In an effort to undoubtedly diffuse the uproar, the show’s executive producer, Lorne Michaels, hired LaKendra Tookes and Leslie Jones as writers and comedian Sasheer Zamata as a cast member.
On Thursday, the show proved to once again be working toward expanding and diversifying its cast when it announced Michael Che would be working as the first black anchor in the show’s regular “Weekend Update” segment. Che, previously a “The Daily Show” correspondent and a former SNL writer, will be replacing cast member Cecily Strong on the desk.
Although the decision deserves applause, it’s all too clear that Che is replacing the wrong co-anchor. Colin Jost, who took over after Seth Meyers’ departure earlier this year, has spent months delivering lackluster performances opposite Strong.
Instead of embracing his own talent and delivery, Jost seems unsure of himself, and his default setting reads as a bad Meyers impression. As the head writer of the show and respected stand-up performer, Jost didn’t seem to fall comfortably into place or, at least, not as comfortably as Strong did.
Fans of the show took to Twitter to express the same reaction: SNL picked the wrong co-host to drop.
This is the first time in the show’s history that “Weekend Update” will include two male co-anchors, overlooking Strong and the multiple other female comedians who have the talent to fill such a role. Michaels has since ensured the public that the decision is not a reflection of Strong’s talent and will open her up for more of the sketch opportunities that she enjoys. Strong echoed that sentiment Friday when she took to Instagram.
“I don’t see this as me leaving update, just as me being on update in a looser, goofier way that is a lot more fun for me and in a way I think I’m better at,” she said in a caption.
However, the change could also be interpreted as a viable opportunity to ensure the show doesn’t do the unthinkable — seat a black male opposite of a white woman in the show’s most prominent sketch.

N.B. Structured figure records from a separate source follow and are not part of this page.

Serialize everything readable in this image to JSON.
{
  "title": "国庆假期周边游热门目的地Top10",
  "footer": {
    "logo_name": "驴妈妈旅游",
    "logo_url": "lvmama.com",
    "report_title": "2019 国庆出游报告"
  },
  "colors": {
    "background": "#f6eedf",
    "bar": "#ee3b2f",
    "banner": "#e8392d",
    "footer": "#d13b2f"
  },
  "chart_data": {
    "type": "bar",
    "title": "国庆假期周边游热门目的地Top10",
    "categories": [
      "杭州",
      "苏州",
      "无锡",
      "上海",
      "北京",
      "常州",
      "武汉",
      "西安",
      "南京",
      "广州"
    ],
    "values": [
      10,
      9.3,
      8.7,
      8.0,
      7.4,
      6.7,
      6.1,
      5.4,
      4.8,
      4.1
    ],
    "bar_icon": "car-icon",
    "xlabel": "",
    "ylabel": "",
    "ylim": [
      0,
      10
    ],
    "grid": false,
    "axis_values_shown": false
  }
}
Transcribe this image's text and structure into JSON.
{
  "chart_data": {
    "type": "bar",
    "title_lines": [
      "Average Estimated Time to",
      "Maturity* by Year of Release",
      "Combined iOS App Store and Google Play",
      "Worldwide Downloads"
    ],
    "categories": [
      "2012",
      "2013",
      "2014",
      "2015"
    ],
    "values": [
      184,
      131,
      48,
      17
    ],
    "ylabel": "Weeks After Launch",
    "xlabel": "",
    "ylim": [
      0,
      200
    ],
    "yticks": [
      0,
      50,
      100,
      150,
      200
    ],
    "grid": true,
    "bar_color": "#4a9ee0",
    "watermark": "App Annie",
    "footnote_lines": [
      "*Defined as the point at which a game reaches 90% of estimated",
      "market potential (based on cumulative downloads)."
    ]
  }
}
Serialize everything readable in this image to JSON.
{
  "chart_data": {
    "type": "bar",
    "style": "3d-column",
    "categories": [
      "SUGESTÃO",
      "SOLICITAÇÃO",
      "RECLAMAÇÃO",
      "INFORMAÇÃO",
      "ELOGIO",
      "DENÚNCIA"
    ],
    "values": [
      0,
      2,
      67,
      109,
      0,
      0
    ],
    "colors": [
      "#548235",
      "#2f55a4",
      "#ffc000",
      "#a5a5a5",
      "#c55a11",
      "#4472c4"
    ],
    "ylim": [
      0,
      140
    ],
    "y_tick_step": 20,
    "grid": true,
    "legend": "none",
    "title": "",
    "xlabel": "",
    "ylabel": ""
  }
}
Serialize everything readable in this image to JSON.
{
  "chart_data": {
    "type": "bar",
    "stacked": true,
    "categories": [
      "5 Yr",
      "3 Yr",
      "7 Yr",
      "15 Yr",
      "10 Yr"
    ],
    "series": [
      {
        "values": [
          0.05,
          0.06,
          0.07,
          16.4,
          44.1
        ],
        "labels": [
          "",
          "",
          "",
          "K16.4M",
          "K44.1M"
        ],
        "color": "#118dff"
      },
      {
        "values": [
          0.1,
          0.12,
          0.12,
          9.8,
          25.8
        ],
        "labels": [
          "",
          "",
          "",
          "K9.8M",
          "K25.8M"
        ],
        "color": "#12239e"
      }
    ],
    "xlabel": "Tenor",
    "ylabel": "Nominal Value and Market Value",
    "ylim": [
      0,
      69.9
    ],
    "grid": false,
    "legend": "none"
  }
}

It’s no secret that women and minorities are only allowed to exist in certain spheres within Hollywood. Black men typically don’t appear opposite of white women, and black women might only appear opposite of white men if the dialogue addresses the racial difference of the individuals.
While “SNL’s” addition of Che is important in working toward a more dynamic and diverse cast, the decision has taken the guaranteed opportunity of a woman to appear at least once a week on the show. Once again, it reassures the audience that the disproportion of the cast, whether it be in terms of race or gender, is still prominent.
Whatever racial undercurrent the decision might or might not have taken into account, Che is a welcomed addition to the “SNL” cast. He’s proved his smooth and sarcastic style delivers and will inevitably shake up the “Weekend Update” desk.